Ships that originate in countries in the Persian Gulf such as Saudi Arabia and Iraq typically travel on the Red Sea en route to Europe. These vessels have increased in importance ever since Russia invaded Ukraine back in 2022, since many European countries have placed bans on importing products from Russia.

That has made these countries much more dependent on crude oil as well as the refined products it can make from Asia and the Middle East.

Goldman Sachs has estimated that roughly 7 million barrels of oil and oil products make their way through the Bab el-Mandeb Strait every day. And the Suez Canal is used as a vital route for U.S. ships companies that export liquefied natural gas to Asian countries.
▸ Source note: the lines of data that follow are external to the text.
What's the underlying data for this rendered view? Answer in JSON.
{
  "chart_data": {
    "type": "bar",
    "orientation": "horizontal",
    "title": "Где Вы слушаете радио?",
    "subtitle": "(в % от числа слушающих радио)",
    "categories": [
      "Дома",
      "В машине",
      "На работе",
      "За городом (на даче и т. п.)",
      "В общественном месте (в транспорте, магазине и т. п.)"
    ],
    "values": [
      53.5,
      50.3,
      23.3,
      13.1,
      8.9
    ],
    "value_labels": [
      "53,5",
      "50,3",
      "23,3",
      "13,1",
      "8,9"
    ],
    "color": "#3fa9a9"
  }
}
If ships can’t travel through the Red Sea, they will typically travel around the Cape of Good Hope in Africa, but that adds roughly two weeks to the trips. In addition, shipping rates could increase by $1 per barrel for crude oil and as much as $4 per barrel for refined products, according to Goldman Sachs.

The New York Times reported recently that it’s unlikely that companies will shut down wells as a result of the Houthi rebels’ attacks. Instead, companies will likely reroute their shipments and just live with the delays.

What this could definitely do, though, is cause oil prices to spike. That’s bad news for many people, especially since the price of crude oil had been dropping precipitously over the last few months.

In response to the attacks, the U.S. said they would step up their military presence in the Red Sea, and be joined by some other countries such as Bahrain and the United Kingdom.